Le titre du dernier récit de Justine Augier, Personne morale, peut difficilement laisser indifférent. Même aux lecteurs ignorant le droit, l’expression « personne morale » évoque une notion connue mais curieuse, qui assimile l’entreprise à une personne et lui attribue une responsabilité au sens fort, moral.

publicité

Voilà qui intrigue, et voilà qui donne une portée exceptionnelle à ce récit qui revient sur une histoire récente : les sombres liens noués par la société de ciment Lafarge avec les chefs de Daech en Syrie ; la collusion entre une entreprise de construction et une entreprise de destruction, les deux termes se rejoignant comme si leur antinomie disparaissait. Mais Personne morale n’est ni un précis, ni un traité, ni un essai, ni un réquisitoire. C’est un récit littéraire.

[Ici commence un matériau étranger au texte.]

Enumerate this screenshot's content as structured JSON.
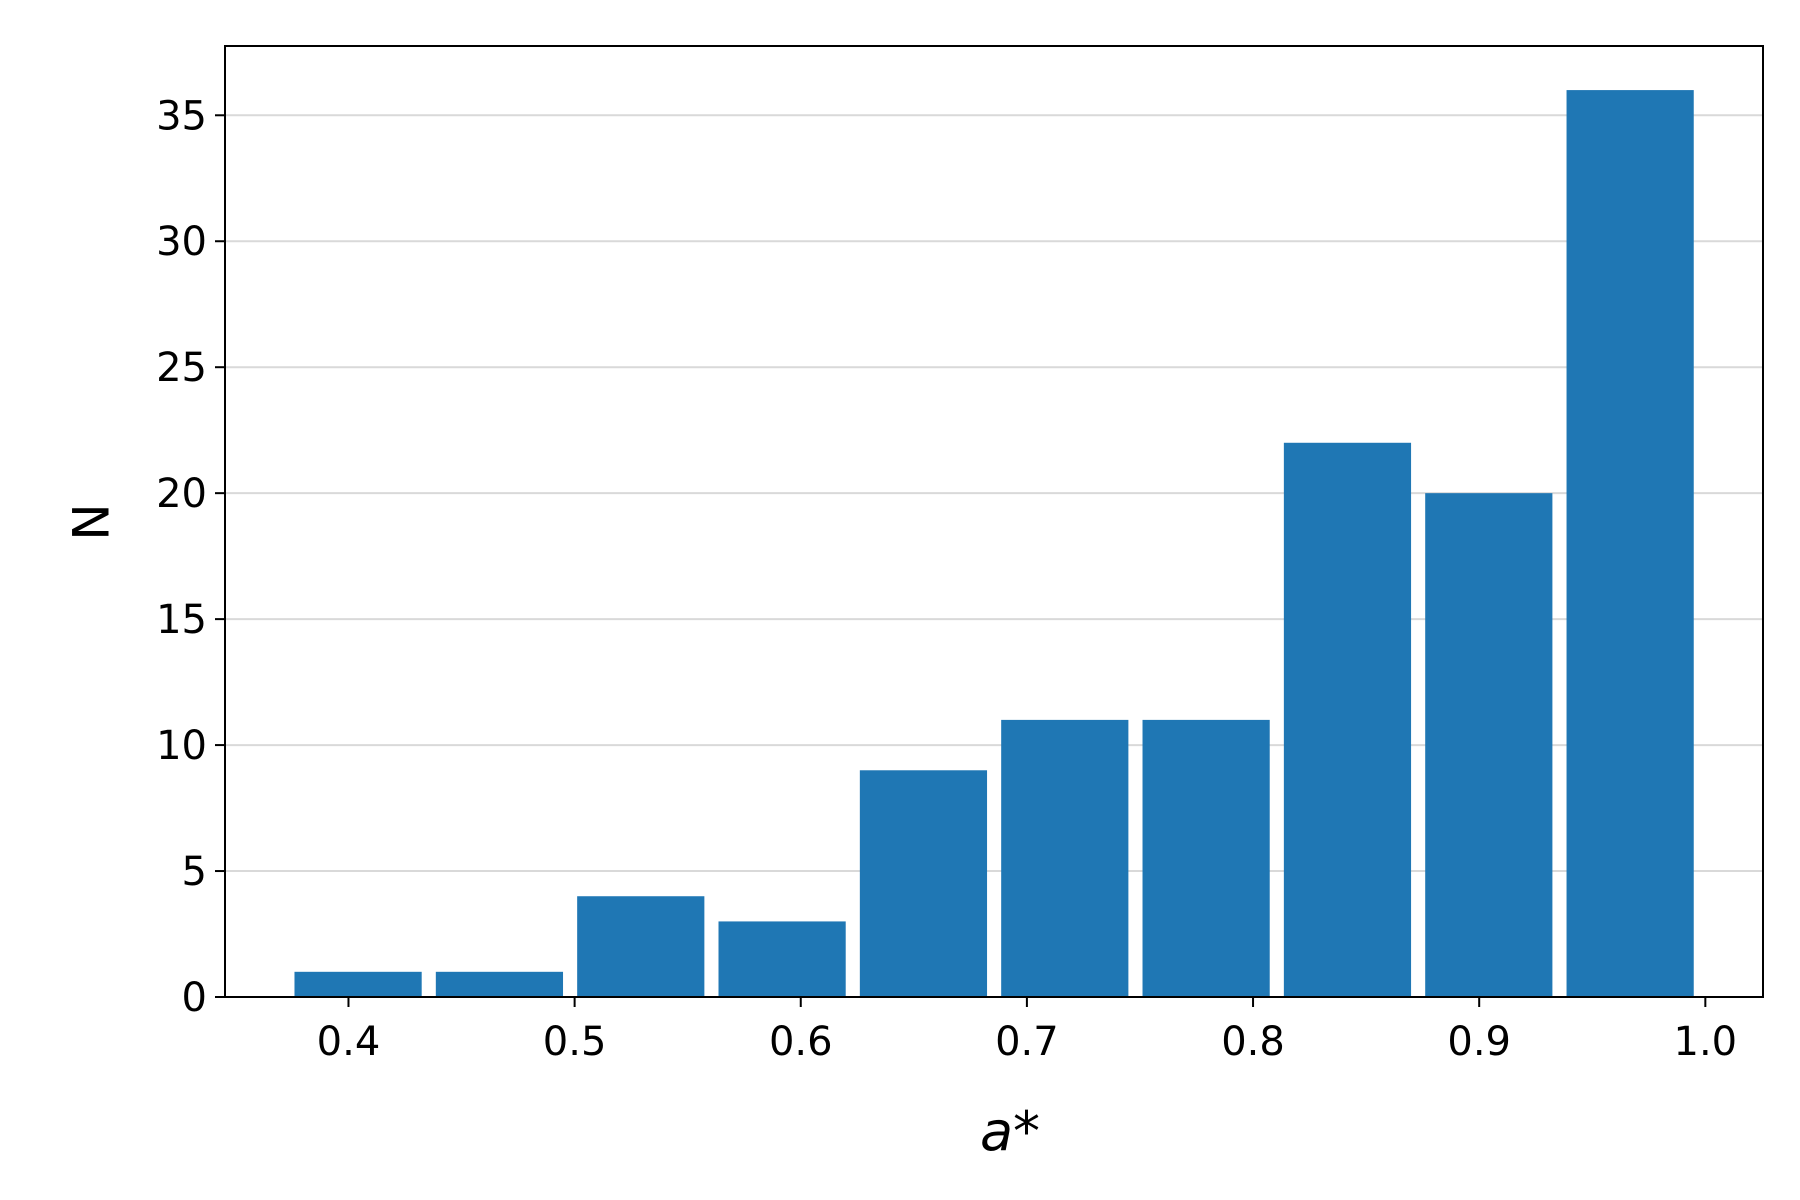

Il va de soi que beaucoup s’interrogeront sur ce qualificatif que Justine Augier justifie en exergue. Elle est soutenue par son éditeur, Bertrand Py, qui signe la présentation de cette rentrée d’Actes Sud ; nous le mentionnons pour saluer son travail et son intuition. Quant à la question de la frontière entre fiction et non-fiction, elle se pose souvent, elle donne lieu à de savants développements, mais elle n’est pas toujours pertinente et elle est bien moins neuve qu’on ne le pense.

Pour nous elle est l’occasion de souligner une qualité majeure de Personne morale : son rythme, sa forme effilée, fuselée, son écriture sobre, sans effets, qui pourtant ne cesse de réfléchir et de déranger. Le livre s’ouvre en toute modestie, dans la torpeur de l’été parisien et dans un bureau de la rue Saint-Lazare, au bout d’un couloir. Ce mot, couloir, pourrait servir d’image de ce qui se met alors en place : l’histoire d’une longue dérive, d’une série de paraphes, de réactions et de décisions prises parce qu’ainsi va la croissance, le développement, l’extension, la mondialisation… l’hubris.

Le récit est écrit au présent mais bascule régulièrement au futur, une légère altération qui renforce l’impression que les dirigeants de Lafarge n’ont pas pu, pas su, pas voulu dire non. Pourquoi ces hommes ont-ils agi aussi aveuglément et realpolitikement ? Pourquoi ont-ils été incapables de remettre en cause la nécessité de produire et d’assurer la valeur de l’action de Lafarge, incapables d’entendre la voix des Syriens travaillant sur place dans des conditions de plus en plus dangereuses ? C’est toute la question de la responsabilité qui est posée là.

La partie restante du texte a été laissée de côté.